Críticas:
"Linda Vo and Rick Bonus identify the importance of 'everyday spaces' as critical sites for understanding changes occurring in Asian Pacific American communities. Essays in this book cover a wide range of topics, including youth, ethnically diverse populations, professional sectors, gays and lesbians, the urban poor, and multiracial communities.

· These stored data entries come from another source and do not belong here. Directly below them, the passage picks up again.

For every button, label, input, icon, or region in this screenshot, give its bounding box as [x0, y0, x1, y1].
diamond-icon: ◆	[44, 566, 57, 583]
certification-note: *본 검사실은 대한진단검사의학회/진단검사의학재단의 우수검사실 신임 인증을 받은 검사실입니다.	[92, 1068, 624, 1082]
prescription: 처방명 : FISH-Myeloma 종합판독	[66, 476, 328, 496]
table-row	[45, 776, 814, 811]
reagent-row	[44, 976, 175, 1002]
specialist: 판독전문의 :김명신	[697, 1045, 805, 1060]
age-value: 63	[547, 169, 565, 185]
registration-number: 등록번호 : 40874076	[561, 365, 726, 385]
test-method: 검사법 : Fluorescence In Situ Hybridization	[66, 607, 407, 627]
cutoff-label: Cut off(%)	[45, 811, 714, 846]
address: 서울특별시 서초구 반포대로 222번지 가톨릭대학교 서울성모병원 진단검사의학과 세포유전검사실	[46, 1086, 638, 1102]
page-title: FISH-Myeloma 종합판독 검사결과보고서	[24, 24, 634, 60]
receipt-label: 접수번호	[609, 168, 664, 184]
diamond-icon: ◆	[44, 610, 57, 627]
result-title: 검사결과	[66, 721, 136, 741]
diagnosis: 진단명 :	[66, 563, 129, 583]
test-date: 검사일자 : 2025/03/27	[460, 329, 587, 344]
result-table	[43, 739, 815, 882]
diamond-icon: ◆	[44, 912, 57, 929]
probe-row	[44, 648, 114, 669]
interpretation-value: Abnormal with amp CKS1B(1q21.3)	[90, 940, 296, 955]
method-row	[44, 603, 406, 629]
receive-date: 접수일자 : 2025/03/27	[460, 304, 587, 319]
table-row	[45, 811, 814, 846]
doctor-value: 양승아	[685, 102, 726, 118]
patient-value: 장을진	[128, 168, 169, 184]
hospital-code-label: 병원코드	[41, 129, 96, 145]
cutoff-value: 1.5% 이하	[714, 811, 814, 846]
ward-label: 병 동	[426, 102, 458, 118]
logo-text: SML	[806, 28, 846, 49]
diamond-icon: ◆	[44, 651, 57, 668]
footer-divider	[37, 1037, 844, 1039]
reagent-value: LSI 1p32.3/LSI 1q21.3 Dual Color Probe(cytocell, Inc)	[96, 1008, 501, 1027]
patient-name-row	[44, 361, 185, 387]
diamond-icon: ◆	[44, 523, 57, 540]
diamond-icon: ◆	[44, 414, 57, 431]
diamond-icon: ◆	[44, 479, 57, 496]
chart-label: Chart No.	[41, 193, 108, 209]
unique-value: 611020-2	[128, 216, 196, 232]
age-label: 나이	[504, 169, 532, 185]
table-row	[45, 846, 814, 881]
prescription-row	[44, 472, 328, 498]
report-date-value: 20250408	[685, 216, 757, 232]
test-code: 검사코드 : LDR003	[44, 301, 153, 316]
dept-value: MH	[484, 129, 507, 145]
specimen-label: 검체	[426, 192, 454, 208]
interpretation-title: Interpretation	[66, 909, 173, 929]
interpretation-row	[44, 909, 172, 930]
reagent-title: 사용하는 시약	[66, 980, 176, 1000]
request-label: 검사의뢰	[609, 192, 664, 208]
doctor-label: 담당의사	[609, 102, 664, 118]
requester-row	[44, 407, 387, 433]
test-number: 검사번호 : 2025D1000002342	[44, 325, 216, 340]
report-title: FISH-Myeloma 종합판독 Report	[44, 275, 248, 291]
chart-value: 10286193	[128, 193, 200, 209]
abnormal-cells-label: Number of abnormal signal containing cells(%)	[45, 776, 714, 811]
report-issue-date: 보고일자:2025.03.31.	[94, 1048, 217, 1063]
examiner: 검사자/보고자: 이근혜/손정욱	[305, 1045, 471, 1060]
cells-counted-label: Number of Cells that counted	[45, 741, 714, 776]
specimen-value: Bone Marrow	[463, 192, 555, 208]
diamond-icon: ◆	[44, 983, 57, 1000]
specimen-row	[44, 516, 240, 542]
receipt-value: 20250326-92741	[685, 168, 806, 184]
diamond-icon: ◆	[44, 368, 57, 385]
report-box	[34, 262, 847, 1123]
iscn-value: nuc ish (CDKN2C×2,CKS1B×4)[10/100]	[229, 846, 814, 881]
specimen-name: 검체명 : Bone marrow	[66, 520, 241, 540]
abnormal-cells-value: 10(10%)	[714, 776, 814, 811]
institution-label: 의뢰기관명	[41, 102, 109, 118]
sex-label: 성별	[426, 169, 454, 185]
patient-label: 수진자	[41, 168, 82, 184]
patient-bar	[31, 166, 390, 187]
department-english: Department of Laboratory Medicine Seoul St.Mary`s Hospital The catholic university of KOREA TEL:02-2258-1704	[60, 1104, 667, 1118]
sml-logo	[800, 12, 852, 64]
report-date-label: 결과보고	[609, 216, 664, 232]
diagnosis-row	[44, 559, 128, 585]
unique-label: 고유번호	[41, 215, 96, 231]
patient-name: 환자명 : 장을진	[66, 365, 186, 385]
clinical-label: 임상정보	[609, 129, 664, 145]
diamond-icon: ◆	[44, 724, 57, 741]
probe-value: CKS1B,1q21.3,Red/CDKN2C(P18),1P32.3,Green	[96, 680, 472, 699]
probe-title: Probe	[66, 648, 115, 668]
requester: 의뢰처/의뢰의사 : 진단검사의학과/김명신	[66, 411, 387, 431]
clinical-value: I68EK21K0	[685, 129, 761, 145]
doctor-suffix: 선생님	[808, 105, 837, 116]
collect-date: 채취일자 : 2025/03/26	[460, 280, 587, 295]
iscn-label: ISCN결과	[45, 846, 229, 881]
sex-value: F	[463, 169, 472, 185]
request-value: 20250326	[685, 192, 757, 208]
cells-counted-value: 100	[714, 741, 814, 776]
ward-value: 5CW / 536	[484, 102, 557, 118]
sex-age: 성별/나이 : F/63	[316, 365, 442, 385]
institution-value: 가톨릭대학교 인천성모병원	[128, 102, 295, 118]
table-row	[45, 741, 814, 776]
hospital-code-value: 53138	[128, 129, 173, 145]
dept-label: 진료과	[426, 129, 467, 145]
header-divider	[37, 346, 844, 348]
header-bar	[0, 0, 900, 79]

The editors stimulate and provoke new thinking about the ways that our communities are responding to developments in politics, technology, and cultural production."-Glenn Omatsu, Associate Editor, Amerasia Journal, UCLA Asian American Studies Center, and co-editor of Asian Americans: The Movement and Moment "The strength of this book is its emphasis on specific case studies that shed light on concrete dimensions of Asian America, and in this way, Vo and Bonus bring fresh tangibility to the lived experiences of Asian Americans."-The Journal of American Ethnic History "The book delivers on its promise to demonstrate the diversity of Asian American culture by offering a veritable fest of material dealing with many aspects of the cultural experiences of Asian Americans."-Journal of Sociology and Social Welfare "This collection makes for an interesting read and can be useful for undergraduate instruction."-Social Forces
Reseña del editor:
Once thought of in terms of geographically bounded spaces, Asian America has undergone profound changes as a result of post-1965 immigration as well as the growth and reshaping of established communities. This collection of original essays demonstrates that conventional notions of community, of ethnic enclaves determined by exclusion and ghettoization, now have limited use in explaining the dynamic processes of contemporary community formation. Writing from a variety of perspectives, these contributors expand the concept of community to include sites not necessarily bounded by space; formations around gender, class, sexuality, and generation reveal new processes as well as the demographic diversity of today's Asian American population. The case studies gathered here speak to the fluidity of these communities and to the need for new analytic approaches to account for the similarities and differences between them. Taken together, these essays forcefully argue that it is time to replace the outworn concept of a monolithic Asian America. Author note: Linda Trinh Vo is Associate Professor of Asian American Studies at the University of California, Irvine. Rick Bonus, Associate Professor of American Ethnic Studies at the University of Washington, is the author of "Locating Filipino Americans: Ethnicity and the Cultural Politics of Space" (Temple).